Carlos Sánchez, Hugo Medina, Lorena Enríquez y yo nos pusimos frente a un salón repleto de jóvenes universitarios. Vi muchas caras. Las observé, como siempre, tratando de ver vidas en los rostros, en los zapatos, en el collarín que alguna llevaba.

Pero Lorena. A ella la conocí desde antes de que naciera mi hija, ambas estábamos casadas, nos saludábamos fuera de casa de Lola, una de mis mejores amigas. Ellas eran vecinas. Lore se acercaba y siempre comentaba algo sobre literatura, su gran pasión. Al paso del tiempo, se nos ha desvanecido una forma de vida, y ha perdurado y se ha fortalecido la apuesta por la literatura. Yo no dejando de escribir, ella dando clases.

Pero Carlos. Es amigo de mis amigos.

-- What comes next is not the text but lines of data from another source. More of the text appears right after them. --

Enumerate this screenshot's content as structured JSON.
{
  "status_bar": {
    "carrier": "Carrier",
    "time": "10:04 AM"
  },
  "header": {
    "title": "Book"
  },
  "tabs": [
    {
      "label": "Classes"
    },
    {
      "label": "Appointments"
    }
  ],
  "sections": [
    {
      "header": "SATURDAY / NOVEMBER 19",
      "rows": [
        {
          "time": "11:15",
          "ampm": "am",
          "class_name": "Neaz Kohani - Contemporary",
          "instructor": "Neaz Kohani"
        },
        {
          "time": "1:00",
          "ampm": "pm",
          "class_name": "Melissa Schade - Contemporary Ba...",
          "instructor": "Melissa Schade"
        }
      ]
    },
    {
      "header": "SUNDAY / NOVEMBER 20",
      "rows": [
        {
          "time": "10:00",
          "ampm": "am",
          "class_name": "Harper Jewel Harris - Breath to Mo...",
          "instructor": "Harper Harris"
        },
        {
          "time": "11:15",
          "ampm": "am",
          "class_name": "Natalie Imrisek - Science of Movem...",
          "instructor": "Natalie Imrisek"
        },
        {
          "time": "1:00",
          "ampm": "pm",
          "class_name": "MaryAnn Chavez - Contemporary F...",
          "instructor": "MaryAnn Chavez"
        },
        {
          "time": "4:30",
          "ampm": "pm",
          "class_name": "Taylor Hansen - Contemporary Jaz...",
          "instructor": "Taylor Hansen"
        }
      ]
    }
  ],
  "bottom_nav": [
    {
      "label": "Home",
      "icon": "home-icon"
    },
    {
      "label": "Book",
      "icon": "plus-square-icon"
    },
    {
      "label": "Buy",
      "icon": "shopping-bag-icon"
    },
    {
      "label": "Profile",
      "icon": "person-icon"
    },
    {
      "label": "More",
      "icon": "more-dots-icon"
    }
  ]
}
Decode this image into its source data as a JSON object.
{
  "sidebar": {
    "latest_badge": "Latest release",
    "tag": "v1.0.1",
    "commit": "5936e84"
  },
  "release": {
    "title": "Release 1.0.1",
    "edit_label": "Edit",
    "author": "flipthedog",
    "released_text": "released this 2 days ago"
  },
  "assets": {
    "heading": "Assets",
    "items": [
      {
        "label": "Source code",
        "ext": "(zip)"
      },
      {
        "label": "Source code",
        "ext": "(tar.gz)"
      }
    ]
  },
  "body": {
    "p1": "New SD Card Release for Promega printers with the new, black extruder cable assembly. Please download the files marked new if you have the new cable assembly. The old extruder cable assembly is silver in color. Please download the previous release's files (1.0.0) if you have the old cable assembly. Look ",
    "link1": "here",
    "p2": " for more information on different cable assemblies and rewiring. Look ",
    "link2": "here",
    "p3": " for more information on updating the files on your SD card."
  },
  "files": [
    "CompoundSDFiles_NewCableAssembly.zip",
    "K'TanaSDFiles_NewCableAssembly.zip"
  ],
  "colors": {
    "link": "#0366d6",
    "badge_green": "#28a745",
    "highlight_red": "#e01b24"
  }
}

A mí sólo me lo presentaban. Ayer estuvimos codo con codo, compartiendo micrófono. Y reconocí esa postura ante la literatura del que pica piedra, del que mete una de las manos a las llagas y con la otra sostiene una linterna para mirarse (para iluminarse), del que escribe porque tiene cosas que vive y cosas que contar. Y es la postura que más admiro en alguien que escribe.

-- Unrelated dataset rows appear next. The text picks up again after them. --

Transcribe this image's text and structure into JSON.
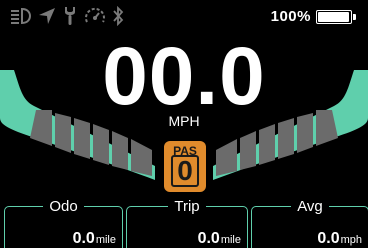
{
  "status_icons": [
    "headlight-icon",
    "navigation-icon",
    "wrench-icon",
    "speedometer-icon",
    "bluetooth-icon"
  ],
  "battery": {
    "percent_text": "100%",
    "level": 1.0
  },
  "speed": {
    "value": "00.0",
    "unit": "MPH"
  },
  "pas": {
    "label": "PAS",
    "level": "0"
  },
  "panels": [
    {
      "title": "Odo",
      "value": "0.0",
      "unit": "mile"
    },
    {
      "title": "Trip",
      "value": "0.0",
      "unit": "mile"
    },
    {
      "title": "Avg",
      "value": "0.0",
      "unit": "mph"
    }
  ],
  "colors": {
    "accent": "#5fcfac",
    "pas": "#e08b2c",
    "segment": "#6b6b6b",
    "icon_dim": "#7a7a7a",
    "background": "#000000"
  }
}
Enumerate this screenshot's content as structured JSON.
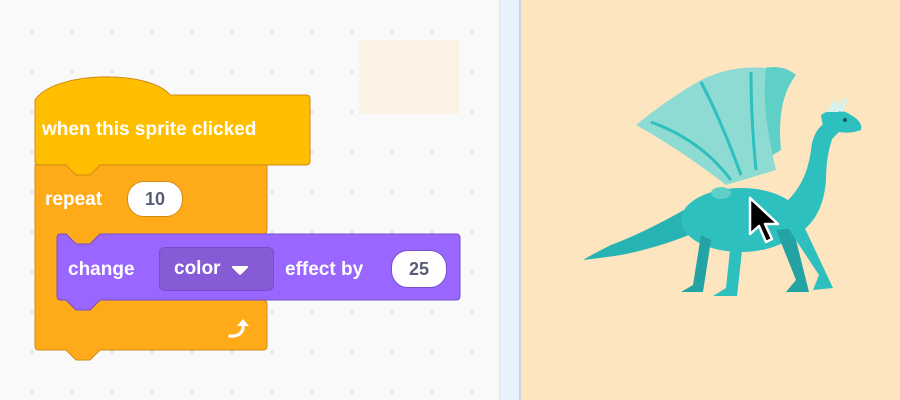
{
  "code_area": {
    "hat_block": {
      "label": "when this sprite clicked"
    },
    "repeat_block": {
      "label": "repeat",
      "count": "10"
    },
    "effect_block": {
      "label_change": "change",
      "effect_option": "color",
      "label_effect_by": "effect by",
      "amount": "25"
    }
  },
  "colors": {
    "events": "#ffbf00",
    "control": "#ffab19",
    "looks": "#9966ff",
    "stage_bg": "#fde5bf",
    "sprite": "#2ebfbf"
  },
  "stage": {
    "sprite_icon": "dragon-sprite",
    "cursor_icon": "mouse-pointer-icon"
  }
}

Pero Imanol. Entrevistó hace menos de una semana a Manuel. Caneyada se apellida. Tengo datos vagos: llegó de lejos (¿qué es lejos?), hace periodismo cultural, está colaborando con Alejandra Olay. Leo la entrevista. Me gusta. Me presantan a Imanol dos o tres veces en el mismo evento. Y mientras hablo de eso, que no sé si es importante, pienso que lo verdaderamente importante es que llegue gente de fuera a esta isla que es Sonora, y que dialogue. Y cuando termino de hablar quedamos para una entrevista con café el viernes, antes de mi taller.

Regreso a casa. Por la carretera. Pensando en quien me espera. Pensando en toda la gente que me falta por conocer. Y pensando en toda la gente que conozco y nunca veo y nunca acabo de conocer.